Koltuk Altı Meyve Tabağı

Kulvar tartışmalarına girmeyeceğim. Ben gerekli olduğunu bile düşünmüyordum. "Aman bu sevgilim, bu en sevdiğim arkadaşım, bu ailem, bu uzaktan akrabam, bu dostum, bu tanıdığım" falan filan. Aslında bu kulvarlara yerleştirme durumu insana avantaj sağlayabiliyormuş. Bir kere arkadaşlar arasındaki kıskançlığı yok edebiliyor. "Onu benden daha çok seviyorsun" diyen bir arkadaşınıza; "Ama o benim yakın arkadaşım. Oysa sen en sevdiğim arkadaşımsın." diyebiliyorsunuz. Hatta işi abartıp cinsiyet, yaş, yaşadığı şehir, ekonomik durum gibi kıstasları ele alıp bir güzel arkadaşınızı kandırabiliyorsunuz bile. Böylece kimse kırılmıyor, herkes kendini özel hissediyor.

Ancak bu kadar kolay ve yararlı bir işlemde bile hata yapabiliyor insanlar. Ben hiç mi yapmadım? Tabii ki yapmışımdır, sonuçta çok uzun zaman olmadı, yeni bir kulvar kullanıcısıyım. Ama yuh denecek bir hata da yapmadım. Hadi sevgilisini arkadaşıyla aynı kulvara koyup birbirlerini yolmalarını bekleyenleri de gördük diyelim. Aralarında seçim yapmak zorunluluğunu hissedenler falan filan. Tamam bu kadar saf olunabilir. İnsan sempati duyuyor yine böylesine. Ama bir insanla bir nesneyi de aynı kulvara koyup yarıştıramazsın be kardeşim! İşte buna YUH derler!

Birini bir şeye tercih edemeyeceğin gibi bir şeyi de birine tercih edemezsin. "Onun gibi dostum olacağına bin tane düşmanım olsun" dersin. Ama arabam olsun karım olmasın diyemezsin. Araba istemek çok farklıdır, çok maddidir. Kadın istemekse duygusaldır. İkisinin de egoyla alakaları %100'dür ama egoyu bir kedi gibi görürsek biri kedinin başını okşar diğeri kuyruğunu, ve kedi bunların ikisinden çok farklı şekilde etkilenir. Yani egomuzu da iki boyutlu görmeyelim artık.

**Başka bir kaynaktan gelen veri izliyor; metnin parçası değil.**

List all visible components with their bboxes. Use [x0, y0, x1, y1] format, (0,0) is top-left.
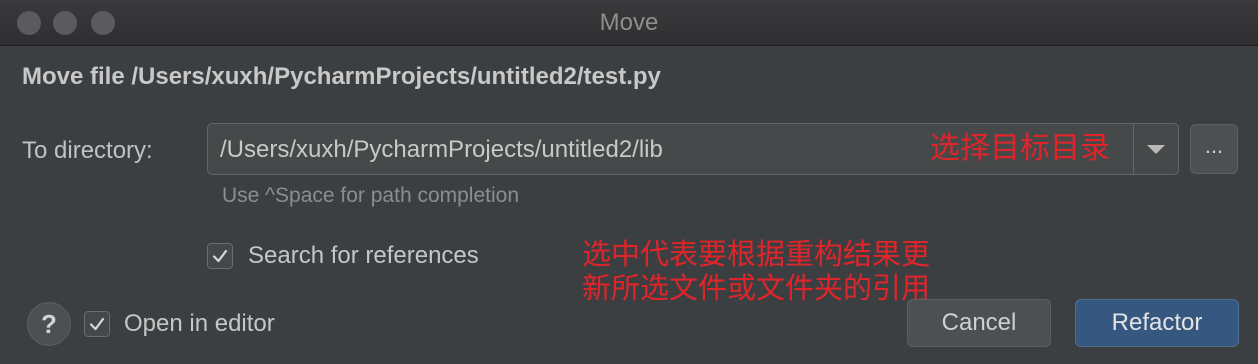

Neyse, ben sevgiliye tercih edilmiş bir arkadaş olarak az zararla yoluma devam edebilirim ama ya o araba beni o yolda ezer geçer ya da ben onu koca bir vinçle bekler yerle bir ederim. Bunu da söylemeliyim.

Daha adil yarışlar lütfen, daha adil yarışlar!